Yahoo to Warn Users of State-Sponsored Attacks

Yahoo has announced it will follow in the footsteps of Twitter and Facebook and begin warning users when it believes their accounts have been targeted by a state-sponsored actor.

Bob Lord, who was hired as the company’s new CISO in October, discussed the initiative in a blog post Monday.

Lord said Yahoo will only notify users only if it “strongly suspects” their account may have been targeted by a state-sponsored actor. From there it will give users a series of steps to take to verify their accounts are safe.

Those steps include default safety mechanisms Yahoo already offers, like turning on two-step verification, enabling a Yahoo account key, and maintaining a strong and unique password.

Lord stresses the warnings won’t mean that Yahoo’s systems have been compromised, or even that the users’ account has been hacked necessarily, instead that the company suspects the user has been targeted.

Yahoo is the latest company to offer such notifications. In October Facebook announced that it would begin informing users when it believes their account is either targeted by an attacker or has been compromised by a nation-state campaign.

Just last week Twitter began rolling out notifications to a handful of users, including several connected to the privacy and security industry, that their accounts may have been targeted by state-sponsored hackers. Twitter claimed that hackers, possibly associated “with a government,” were attempting to steal users’ email addresses, IP addresses and phone numbers.
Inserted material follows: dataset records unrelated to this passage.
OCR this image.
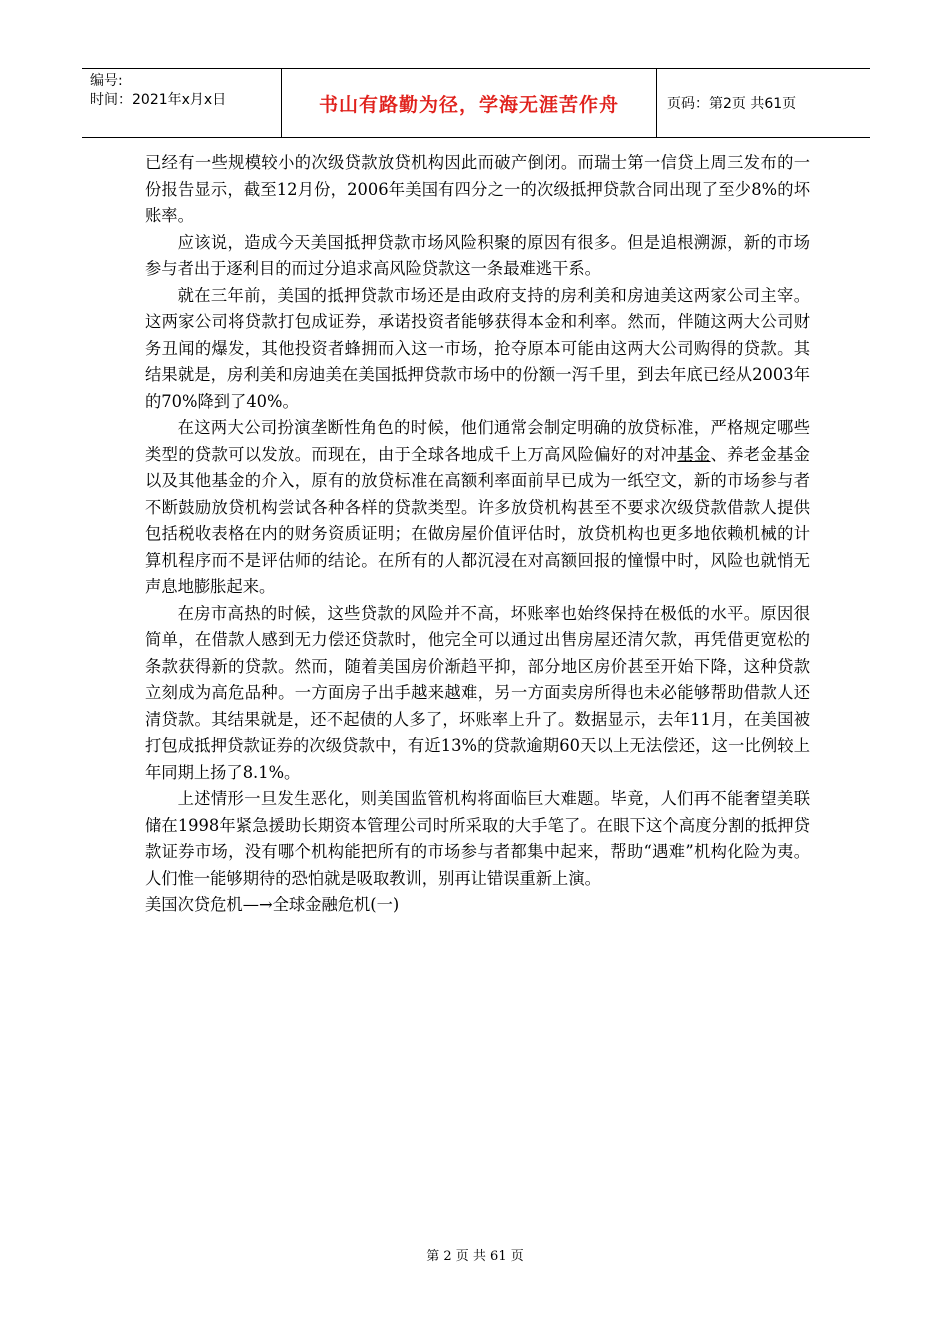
编号:
时间：2021年x月x日	书山有路勤为径，学海无涯苦作舟	页码：第2页 共61页

已经有一些规模较小的次级贷款放贷机构因此而破产倒闭。而瑞士第一信贷上周三发布的一份报告显示，截至12月份，2006年美国有四分之一的次级抵押贷款合同出现了至少8%的坏账率。

应该说，造成今天美国抵押贷款市场风险积聚的原因有很多。但是追根溯源，新的市场参与者出于逐利目的而过分追求高风险贷款这一条最难逃干系。

就在三年前，美国的抵押贷款市场还是由政府支持的房利美和房迪美这两家公司主宰。这两家公司将贷款打包成证券，承诺投资者能够获得本金和利率。然而，伴随这两大公司财务丑闻的爆发，其他投资者蜂拥而入这一市场，抢夺原本可能由这两大公司购得的贷款。其结果就是，房利美和房迪美在美国抵押贷款市场中的份额一泻千里，到去年底已经从2003年的70%降到了40%。

在这两大公司扮演垄断性角色的时候，他们通常会制定明确的放贷标准，严格规定哪些类型的贷款可以发放。而现在，由于全球各地成千上万高风险偏好的对冲基金、养老金基金以及其他基金的介入，原有的放贷标准在高额利率面前早已成为一纸空文，新的市场参与者不断鼓励放贷机构尝试各种各样的贷款类型。许多放贷机构甚至不要求次级贷款借款人提供包括税收表格在内的财务资质证明；在做房屋价值评估时，放贷机构也更多地依赖机械的计算机程序而不是评估师的结论。在所有的人都沉浸在对高额回报的憧憬中时，风险也就悄无声息地膨胀起来。

在房市高热的时候，这些贷款的风险并不高，坏账率也始终保持在极低的水平。原因很简单，在借款人感到无力偿还贷款时，他完全可以通过出售房屋还清欠款，再凭借更宽松的条款获得新的贷款。然而，随着美国房价渐趋平抑，部分地区房价甚至开始下降，这种贷款立刻成为高危品种。一方面房子出手越来越难，另一方面卖房所得也未必能够帮助借款人还清贷款。其结果就是，还不起债的人多了，坏账率上升了。数据显示，去年11月，在美国被打包成抵押贷款证券的次级贷款中，有近13%的贷款逾期60天以上无法偿还，这一比例较上年同期上扬了8.1%。

上述情形一旦发生恶化，则美国监管机构将面临巨大难题。毕竟，人们再不能奢望美联储在1998年紧急援助长期资本管理公司时所采取的大手笔了。在眼下这个高度分割的抵押贷款证券市场，没有哪个机构能把所有的市场参与者都集中起来，帮助“遇难”机构化险为夷。人们惟一能够期待的恐怕就是吸取教训，别再让错误重新上演。

美国次贷危机—→全球金融危机(一)

第 2 页 共 61 页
Twitter did not inform users how it arrived at this conclusion, and was a little vague when it came to telling users what to do next.

“The notification was not terribly helpful. The message states that my account may have been targeted, but it does not say much about what I can or should do next,” Runa Sandvik, a privacy and security researcher who received a notification, told Threatpost last week.

Like Twitter and Facebook, Yahoo wouldn’t specify exactly how it plans to know whether an attack is state-sponsored, citing security reasons.

“In order to prevent the actors from learning our detection methods, we do not share any details publicly about these attacks,” Lord wrote, “However, rest assured we only send these notifications of suspected attacks by state-sponsored actors when we have a high degree of confidence.”